思い出してはクスリと口元が緩んでしまう。そう、それがきっかけ。隣室の同僚の名は黒鋼といった。ファイはそれから黒鋼に興味を持ち、たびたびちょっかいを掛けるようになった。その反応が存外面白い。少しからかってみるつもりなのに本気で怒鳴り散らしてくる。大人だから流せばいいのにーと思うのだが、それは敢えて口にしない。だって面白いから。それに知っている。どんなに怒鳴っていたって、その根は碌に話したことのない男の同僚をストーカー被害から遠ざけようとする心持を持っている人間だということ。一緒にいればいるほど、いつしか心地よくなって、甘えてしまって、好きになってた。

街へと繰り出したファイは本屋を物色する。なんとなしに好きそうな本をパラパラとめくり、一文に惹かれて購入を決める。日本に来て、隣室の同僚の腹を満たす為に振る舞うようになった料理のレシピ特集にも目をとめる。ぱららと流して見るが、料理とは材料をレシピの分量通り調合するものではないと思っているファイはその本を買うでもなくおおよその雰囲気を把握してぱたんと閉じる。けれどその閉じる前に蒼い瞳に焼きついた記事を思い軽く首をかしげる。

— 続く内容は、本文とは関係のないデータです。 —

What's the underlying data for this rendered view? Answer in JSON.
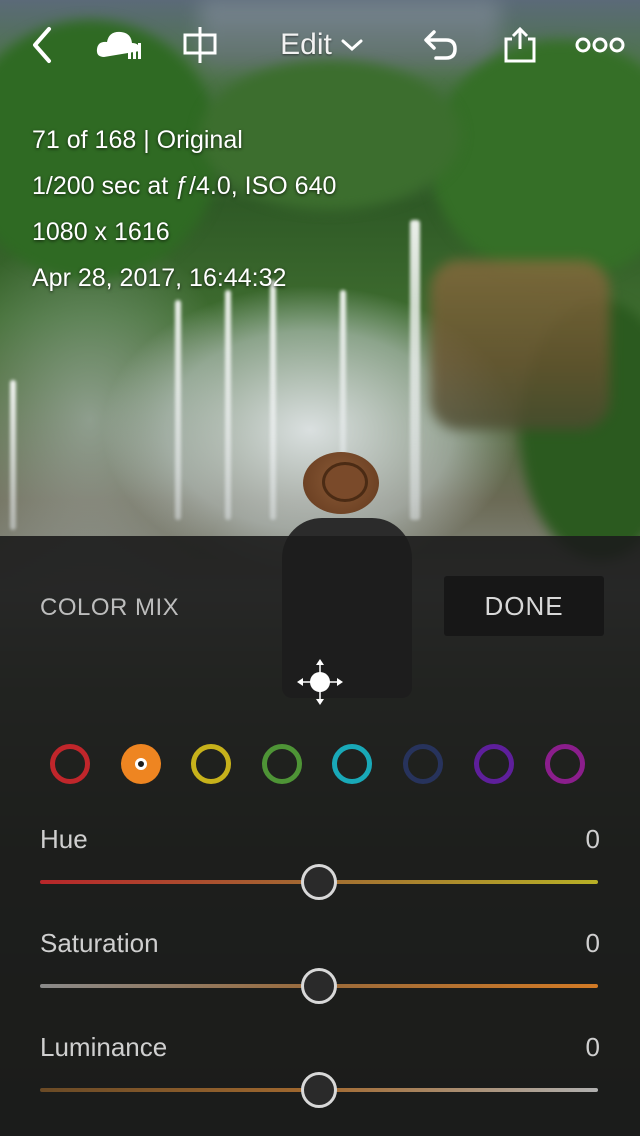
{
  "topbar": {
    "edit_label": "Edit"
  },
  "info": {
    "line1": "71 of 168 | Original",
    "line2": "1/200 sec at ƒ/4.0, ISO 640",
    "line3": "1080 x 1616",
    "line4": "Apr 28, 2017, 16:44:32"
  },
  "panel": {
    "title": "COLOR MIX",
    "done_label": "DONE",
    "swatches": [
      {
        "name": "red",
        "color": "#c0262b",
        "selected": false
      },
      {
        "name": "orange",
        "color": "#ee8521",
        "selected": true
      },
      {
        "name": "yellow",
        "color": "#c7b21b",
        "selected": false
      },
      {
        "name": "green",
        "color": "#4e9436",
        "selected": false
      },
      {
        "name": "aqua",
        "color": "#19a9b8",
        "selected": false
      },
      {
        "name": "blue",
        "color": "#27335c",
        "selected": false
      },
      {
        "name": "purple",
        "color": "#5e1f9b",
        "selected": false
      },
      {
        "name": "magenta",
        "color": "#8b1e8c",
        "selected": false
      }
    ],
    "sliders": [
      {
        "label": "Hue",
        "value": "0",
        "position": 0.5,
        "track_colors": [
          "#b8262a",
          "#a26c32",
          "#b8b026"
        ]
      },
      {
        "label": "Saturation",
        "value": "0",
        "position": 0.5,
        "track_colors": [
          "#8a8a8a",
          "#9a6a3a",
          "#d27a25"
        ]
      },
      {
        "label": "Luminance",
        "value": "0",
        "position": 0.5,
        "track_colors": [
          "#6a4a26",
          "#a2692f",
          "#b0b0b0"
        ]
      }
    ]
  }
}
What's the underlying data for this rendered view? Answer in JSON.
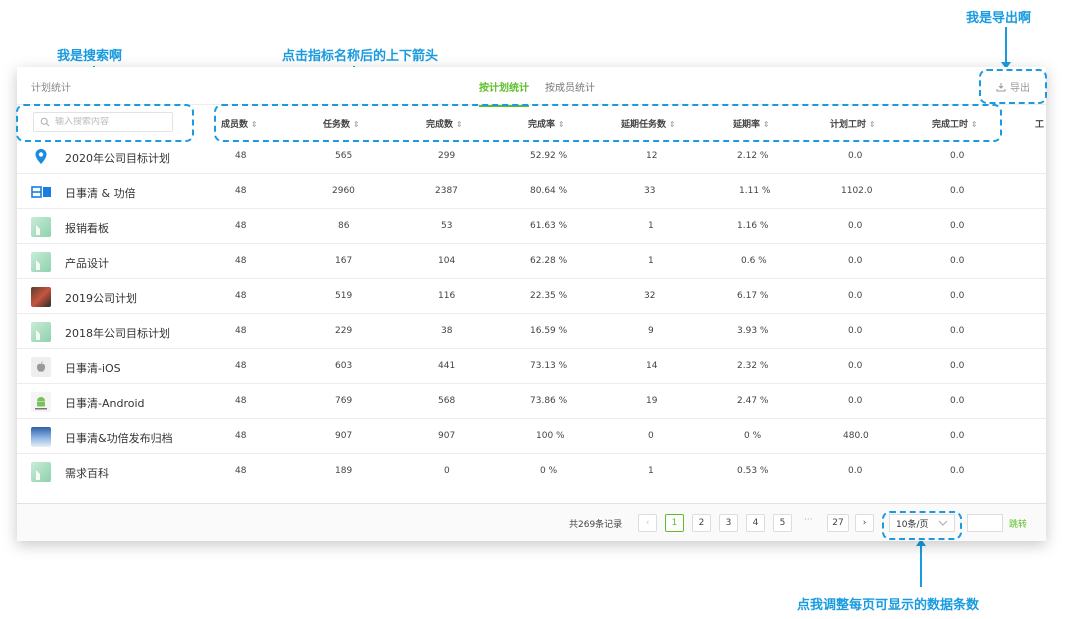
{
  "annotations": {
    "search": "我是搜索啊",
    "sort": "点击指标名称后的上下箭头",
    "export": "我是导出啊",
    "pagesize": "点我调整每页可显示的数据条数"
  },
  "header": {
    "title": "计划统计",
    "tabs": [
      {
        "label": "按计划统计",
        "active": true
      },
      {
        "label": "按成员统计",
        "active": false
      }
    ],
    "export_label": "导出"
  },
  "search": {
    "placeholder": "输入搜索内容"
  },
  "columns": [
    "成员数",
    "任务数",
    "完成数",
    "完成率",
    "延期任务数",
    "延期率",
    "计划工时",
    "完成工时",
    "工"
  ],
  "sort_icon": "⇕",
  "rows": [
    {
      "name": "2020年公司目标计划",
      "icon": "location-pin-icon",
      "values": [
        "48",
        "565",
        "299",
        "52.92 %",
        "12",
        "2.12 %",
        "0.0",
        "0.0"
      ]
    },
    {
      "name": "日事清 & 功倍",
      "icon": "rishiqing-logo-icon",
      "values": [
        "48",
        "2960",
        "2387",
        "80.64 %",
        "33",
        "1.11 %",
        "1102.0",
        "0.0"
      ]
    },
    {
      "name": "报销看板",
      "icon": "board-icon",
      "values": [
        "48",
        "86",
        "53",
        "61.63 %",
        "1",
        "1.16 %",
        "0.0",
        "0.0"
      ]
    },
    {
      "name": "产品设计",
      "icon": "board-icon",
      "values": [
        "48",
        "167",
        "104",
        "62.28 %",
        "1",
        "0.6 %",
        "0.0",
        "0.0"
      ]
    },
    {
      "name": "2019公司计划",
      "icon": "photo-icon",
      "values": [
        "48",
        "519",
        "116",
        "22.35 %",
        "32",
        "6.17 %",
        "0.0",
        "0.0"
      ]
    },
    {
      "name": "2018年公司目标计划",
      "icon": "board-icon",
      "values": [
        "48",
        "229",
        "38",
        "16.59 %",
        "9",
        "3.93 %",
        "0.0",
        "0.0"
      ]
    },
    {
      "name": "日事清-iOS",
      "icon": "apple-icon",
      "values": [
        "48",
        "603",
        "441",
        "73.13 %",
        "14",
        "2.32 %",
        "0.0",
        "0.0"
      ]
    },
    {
      "name": "日事清-Android",
      "icon": "android-icon",
      "values": [
        "48",
        "769",
        "568",
        "73.86 %",
        "19",
        "2.47 %",
        "0.0",
        "0.0"
      ]
    },
    {
      "name": "日事清&功倍发布归档",
      "icon": "landscape-icon",
      "values": [
        "48",
        "907",
        "907",
        "100 %",
        "0",
        "0 %",
        "480.0",
        "0.0"
      ]
    },
    {
      "name": "需求百科",
      "icon": "board-icon",
      "values": [
        "48",
        "189",
        "0",
        "0 %",
        "1",
        "0.53 %",
        "0.0",
        "0.0"
      ]
    }
  ],
  "pagination": {
    "total": "共269条记录",
    "prev": "‹",
    "pages": [
      "1",
      "2",
      "3",
      "4",
      "5"
    ],
    "ellipsis": "···",
    "last": "27",
    "next": "›",
    "page_size": "10条/页",
    "jump_label": "跳转"
  },
  "colors": {
    "accent": "#5cbf2a",
    "annotation": "#1a9be0"
  }
}
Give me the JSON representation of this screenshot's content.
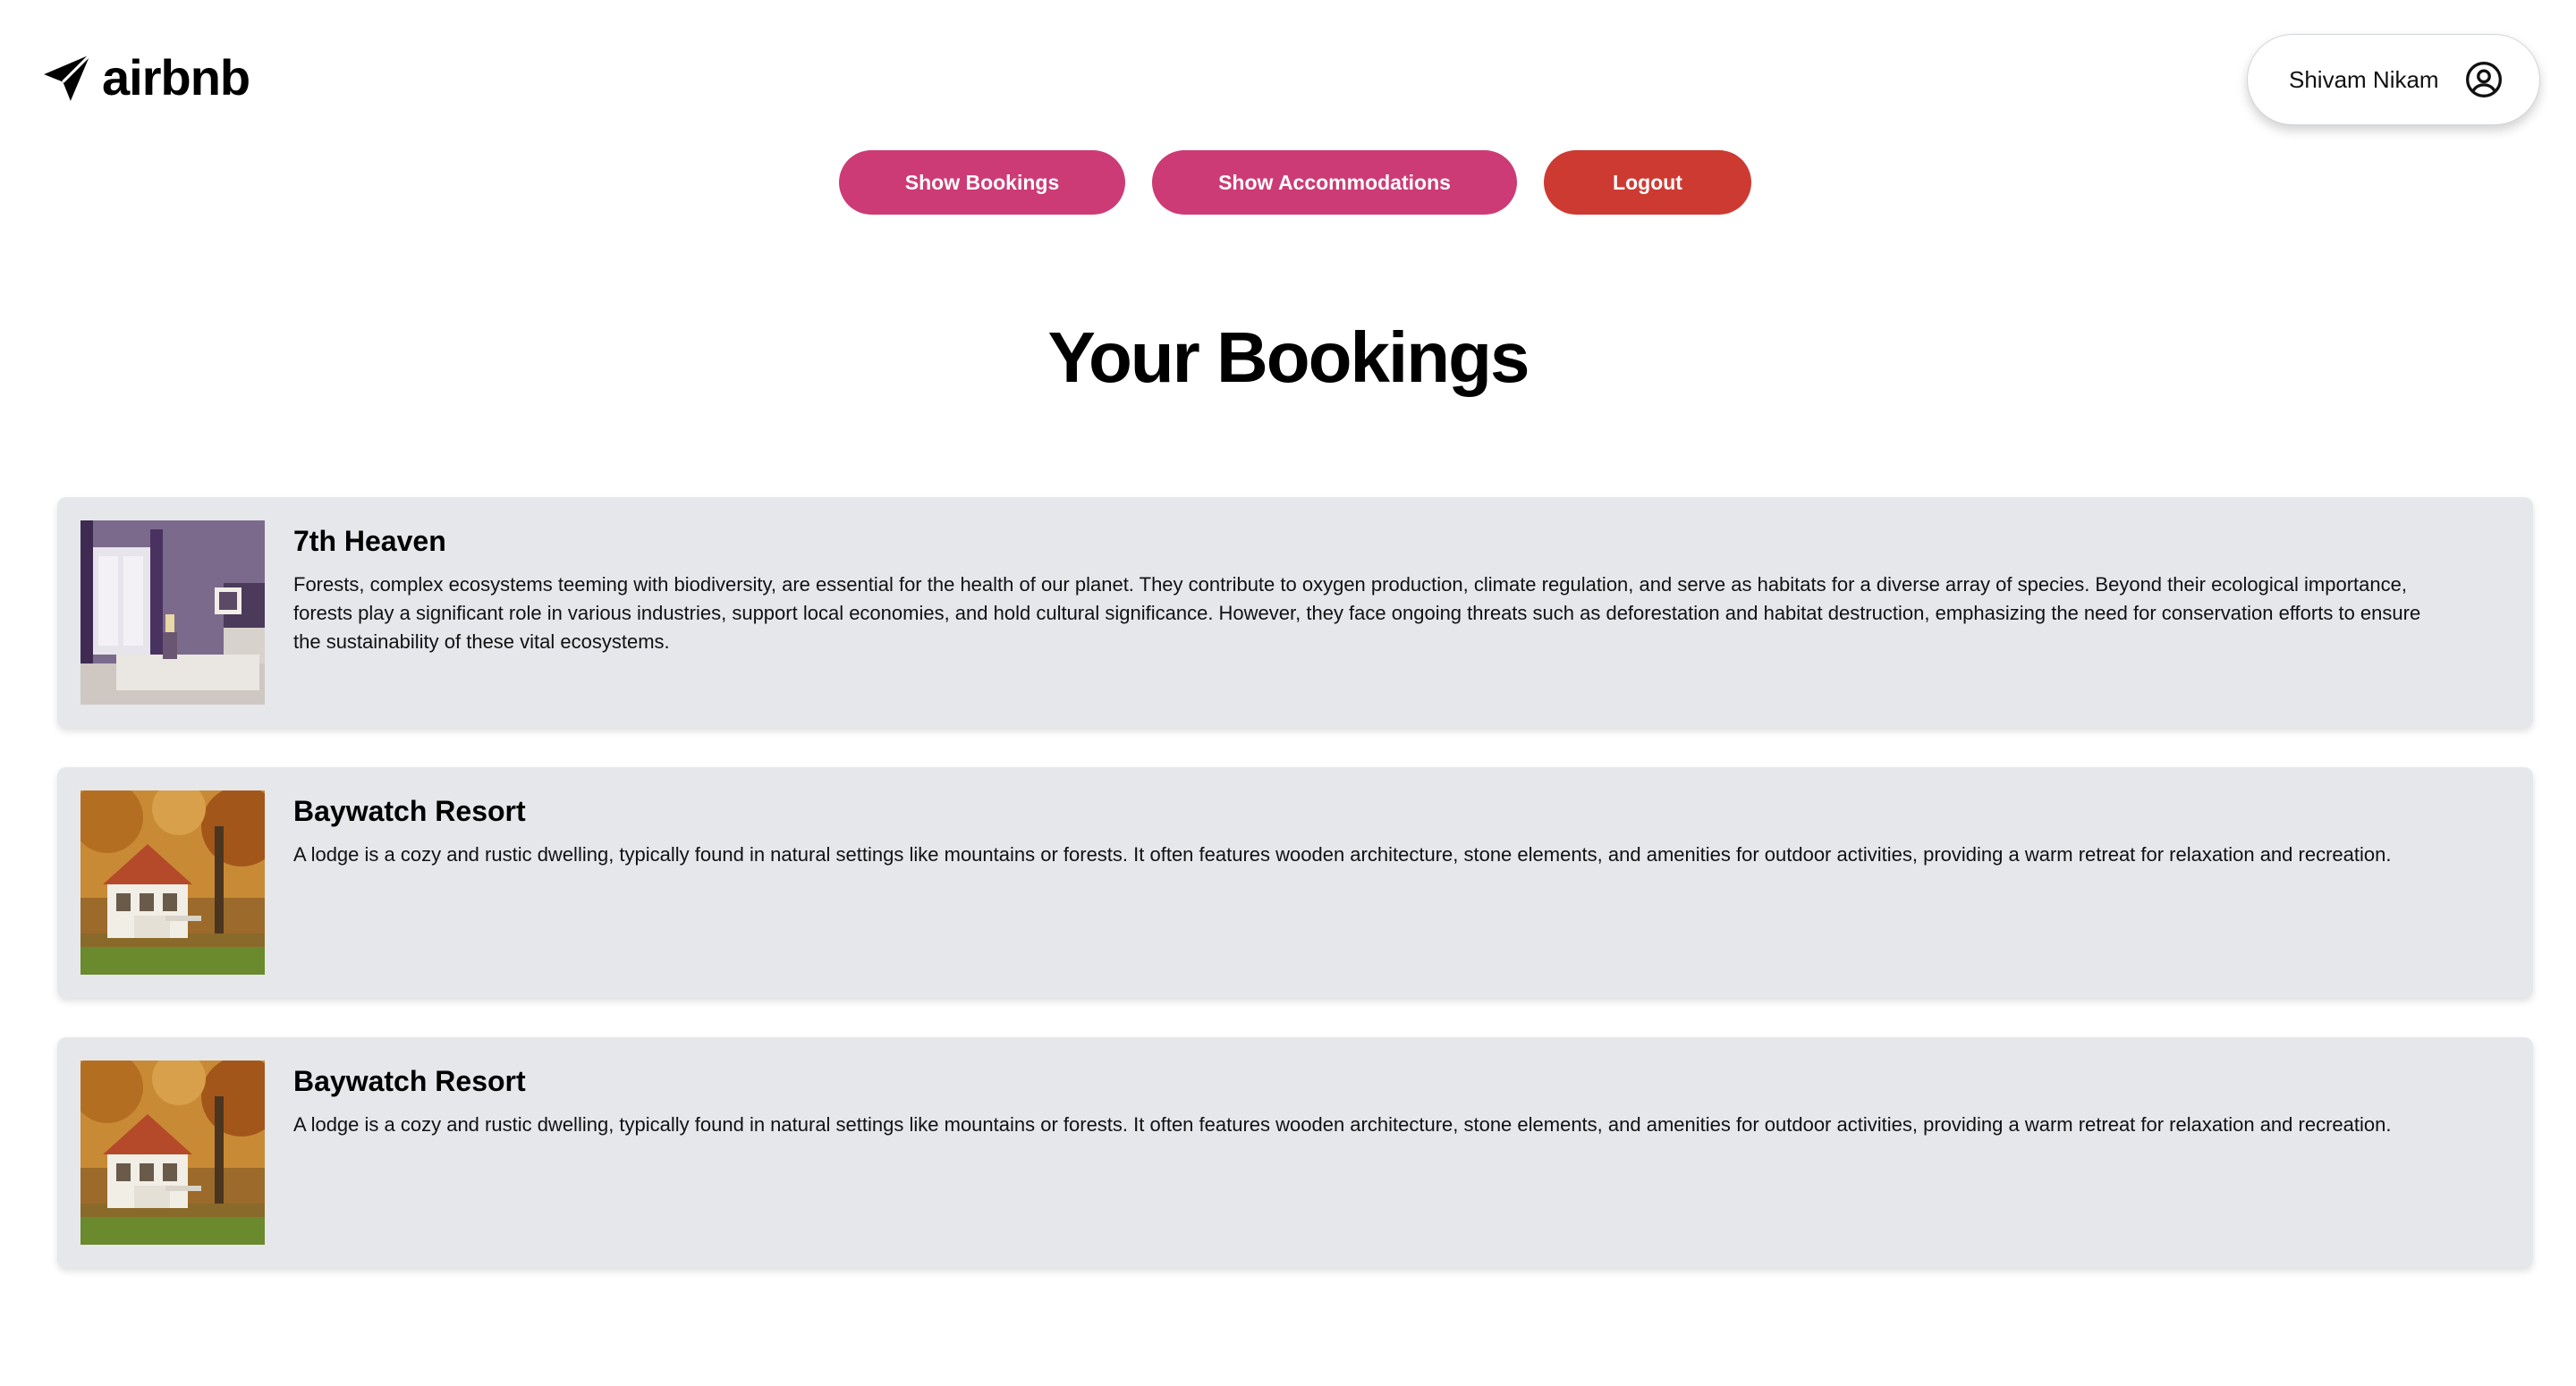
{
  "header": {
    "logo_text": "airbnb",
    "user_name": "Shivam Nikam"
  },
  "nav": {
    "show_bookings": "Show Bookings",
    "show_accommodations": "Show Accommodations",
    "logout": "Logout"
  },
  "page_title": "Your Bookings",
  "colors": {
    "primary": "#cc3b76",
    "logout": "#cd3a32",
    "card_bg": "#e5e7eb"
  },
  "bookings": [
    {
      "title": "7th Heaven",
      "description": "Forests, complex ecosystems teeming with biodiversity, are essential for the health of our planet. They contribute to oxygen production, climate regulation, and serve as habitats for a diverse array of species. Beyond their ecological importance, forests play a significant role in various industries, support local economies, and hold cultural significance. However, they face ongoing threats such as deforestation and habitat destruction, emphasizing the need for conservation efforts to ensure the sustainability of these vital ecosystems.",
      "image": "bedroom-photo"
    },
    {
      "title": "Baywatch Resort",
      "description": "A lodge is a cozy and rustic dwelling, typically found in natural settings like mountains or forests. It often features wooden architecture, stone elements, and amenities for outdoor activities, providing a warm retreat for relaxation and recreation.",
      "image": "lodge-photo"
    },
    {
      "title": "Baywatch Resort",
      "description": "A lodge is a cozy and rustic dwelling, typically found in natural settings like mountains or forests. It often features wooden architecture, stone elements, and amenities for outdoor activities, providing a warm retreat for relaxation and recreation.",
      "image": "lodge-photo"
    }
  ]
}
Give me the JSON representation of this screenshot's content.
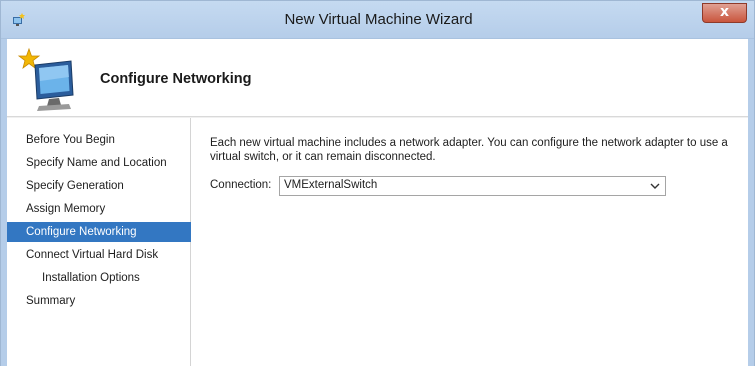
{
  "window": {
    "title": "New Virtual Machine Wizard",
    "close_label": "x"
  },
  "header": {
    "title": "Configure Networking",
    "icon": "computer-sparkle-icon"
  },
  "sidebar": {
    "items": [
      {
        "label": "Before You Begin",
        "active": false,
        "sub": false
      },
      {
        "label": "Specify Name and Location",
        "active": false,
        "sub": false
      },
      {
        "label": "Specify Generation",
        "active": false,
        "sub": false
      },
      {
        "label": "Assign Memory",
        "active": false,
        "sub": false
      },
      {
        "label": "Configure Networking",
        "active": true,
        "sub": false
      },
      {
        "label": "Connect Virtual Hard Disk",
        "active": false,
        "sub": false
      },
      {
        "label": "Installation Options",
        "active": false,
        "sub": true
      },
      {
        "label": "Summary",
        "active": false,
        "sub": false
      }
    ]
  },
  "main": {
    "description": "Each new virtual machine includes a network adapter. You can configure the network adapter to use a virtual switch, or it can remain disconnected.",
    "connection_label": "Connection:",
    "connection_value": "VMExternalSwitch"
  },
  "colors": {
    "accent": "#3377c2",
    "titlebar": "#c5daf1",
    "close": "#c9553d"
  }
}
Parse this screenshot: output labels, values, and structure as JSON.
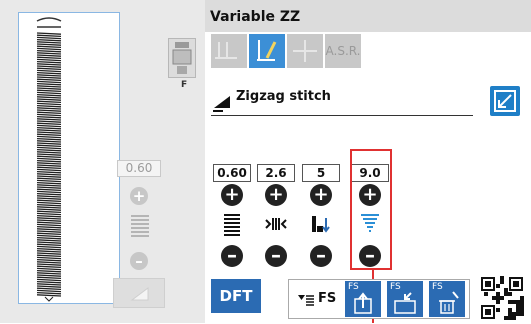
{
  "left_panel": {
    "presser_foot_letter": "F",
    "value": "0.60"
  },
  "header": {
    "title": "Variable ZZ"
  },
  "mode_tabs": [
    {
      "icon": "twin-needle-icon"
    },
    {
      "icon": "needle-position-icon"
    },
    {
      "icon": "cross-cursor-icon"
    },
    {
      "label": "A.S.R."
    }
  ],
  "stitch": {
    "name": "Zigzag stitch",
    "icon": "stitch-type-icon"
  },
  "settings": [
    {
      "value": "0.60",
      "icon": "stitch-density-icon"
    },
    {
      "value": "2.6",
      "icon": "zigzag-width-icon"
    },
    {
      "value": "5",
      "icon": "needle-stop-position-icon"
    },
    {
      "value": "9.0",
      "icon": "taper-density-icon"
    }
  ],
  "footer": {
    "dft_label": "DFT",
    "fs_label": "FS",
    "fs_buttons": [
      {
        "label": "FS"
      },
      {
        "label": "FS"
      },
      {
        "label": "FS"
      }
    ]
  },
  "colors": {
    "accent_blue": "#2b6bb3",
    "highlight_red": "#e03131"
  }
}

『健康のもとワイン。赤ワインに含まれるポリフェノールには、低密度コレステロール(LDL)の酸化を防ぐ』


なんてことが書いてあった。そんな健康志向に興味があるわけじゃないけれど、ここで目についたのも何かの縁。そんなのにたまに振り回されてみるのも面白いかもね。二人ともさっぱりめの白の方が好きだけど、今日は濃厚な赤でも買って帰ってみよう。支払いを終えてそんなことを考えながらブックストアの敷居をまたぐ。外に足を踏み出せば入った時同様の車のエンジン音に排気ガスのにおい。足早な雑踏。かたやゆったり歩む老人の姿。狭い路地に言葉少なに座り込む学生の影。そんな世間にもそれなりに慣れてきた。


それでも夜になれば君と生徒の話でもしながらゆっくりワインを傾ける日常。―――悪くない。



本を小脇に抱え再びイヤホンを耳に軽く圧しこんで、ファイはおざなりに整備された灰色の小路に溶け込んだ。